During the 1950s, Lorenz became skeptical of the appropriateness of the linear statistical models in meteorology, as most atmospheric phenomena involved in weather forecasting are non-linear. Modern numerical weather prediction has answered Lorenz’ challenge through combining sophisticated physics based numerical models with increasingly accurate high-dimensional data. This process is called data assimilation and it is performed every day at all major operational centres across the world. Data assimilation (DA) requires massive computing capabilities as realistic atmosphere-ocean models typically have billions of degrees of freedom. The objective of the ongoing research that I am involved (see details at
https://www.imperial.ac.uk/ocean-dynamics-synergy/ ) is to drastically decrease the required DA computational effort by reducing the dimension of the models involved and use stochastic perturbations to account for the unresolved scales. The incorporation of observation data is done using particle filters suitably adapted to solve high-dimensional problems.
This work is part of the Mathematics for Planet Earth programme which the speaker will introduce briefly.
Dan Crisan is a Professor of Mathematics at Imperial College London. Crisan’s research lies at the interface between Mathematics Analysis and Probability Theory. He is particularly interested in studying macroscopic models such as solutions of partial differential equations through their microscopic and stochastic counterparts. Some of his key contributions relevant to the proposed research include: the theoretical justiﬁcation for particle approximations for linear parabolic SPDEs; a sequential Monte Carlo method stable in the state space dimension; a reﬁned analysis of the smoothness of solutions of semi-linear PDEs, a new McKean-Vlasov approximation for the Kushner-Stratonovich equation. His research is acknowledged by the scientiﬁc community at large, as illustrated by his many invitations at pure/applied mathematics, engineering and statistics conferences. He has pioneered the application of particle filters in data assimilation.
Crisan first came to Imperial in 1995 as a postdoctoral fellow. After a brief spell at the Statistical Laboratory in Cambridge, Crisan returned to Imperial in 2000, where he was awarded a Governors' Lectureship. Since then, he has assiduously promoted Stochastic Analysis in the Department of Mathematics, across the College and beyond. In December 2002, Crisan initiated the Stochastic Analysis (SA) group at Imperial College London. The SA group is now one of the largest and most successful research groups in the UK.
In 2013, Crisan became the Director of the newly founded Centre for Doctoral Training in the Mathematics of Planet Earth. For his work in establishing the Centre, Crisan was awarded the 2018 President’s Award for Excellence in Research Supervision. Crisan has worked continuously not just to ensure the success of the Centre but also to promote the new research area of Mathematics of Planet Earth. Crisan is one of the founding editors of the new series of Springer Briefs in Mathematics of Planet Earth. Weather, Climate, Oceans. Crisan is the recipient of a 2018 Chair of Excellence to held at Universidad Carlos III de Madrid.
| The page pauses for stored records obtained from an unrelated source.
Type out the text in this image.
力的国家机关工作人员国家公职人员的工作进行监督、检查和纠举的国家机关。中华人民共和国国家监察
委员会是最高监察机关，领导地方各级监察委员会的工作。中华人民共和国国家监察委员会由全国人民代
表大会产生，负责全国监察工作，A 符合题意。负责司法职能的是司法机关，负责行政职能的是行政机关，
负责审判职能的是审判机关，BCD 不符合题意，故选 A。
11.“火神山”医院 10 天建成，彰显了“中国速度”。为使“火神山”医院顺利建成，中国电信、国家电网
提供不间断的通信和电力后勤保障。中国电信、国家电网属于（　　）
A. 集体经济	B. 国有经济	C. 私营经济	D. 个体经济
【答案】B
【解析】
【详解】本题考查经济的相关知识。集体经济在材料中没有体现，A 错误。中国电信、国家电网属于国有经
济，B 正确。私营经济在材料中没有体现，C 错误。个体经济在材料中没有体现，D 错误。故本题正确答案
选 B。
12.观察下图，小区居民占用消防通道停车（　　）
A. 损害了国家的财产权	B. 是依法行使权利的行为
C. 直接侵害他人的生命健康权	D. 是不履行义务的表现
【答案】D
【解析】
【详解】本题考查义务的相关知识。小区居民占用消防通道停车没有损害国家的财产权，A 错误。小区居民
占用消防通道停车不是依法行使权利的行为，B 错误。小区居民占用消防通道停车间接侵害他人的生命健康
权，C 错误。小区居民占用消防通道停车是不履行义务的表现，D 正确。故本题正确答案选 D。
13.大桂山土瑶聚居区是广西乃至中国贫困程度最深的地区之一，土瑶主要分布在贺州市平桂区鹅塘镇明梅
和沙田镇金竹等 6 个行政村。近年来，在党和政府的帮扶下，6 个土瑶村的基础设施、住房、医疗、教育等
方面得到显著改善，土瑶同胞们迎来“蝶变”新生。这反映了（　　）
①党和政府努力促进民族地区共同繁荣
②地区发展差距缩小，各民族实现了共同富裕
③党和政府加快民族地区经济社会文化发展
Dan Crisan was appointed Senior Coordinator at the International Mathematics Olympiad (IMO) 2019. In 2019, the UK hosted the 60th edition of the International Mathematics Olympiad (IMO) see https://www.imo2019.uk . The IMO is the largest and most prestigious of all of the international Olympiads. Initiated by Romania in 1959, the IMO has grown from the original seven countries to over a hundred to-date. The United Kingdom has participated since 1967 and has played host to the competition on two previous occasions (in 1979 and 2002). Dan Crisan was appointed Senior Coordinator also at IMO1999 and IMO2002.
In October 2019, Dan Crisan was awarded a £10 mil ERC Synergy grant jointly with Bertrand Chapron (Ifremer), Darryl Holm (Imperial) and Etienne Memin (Inria). This was the result of nearly two years’ hard work for the four PI, passing through several selection stages.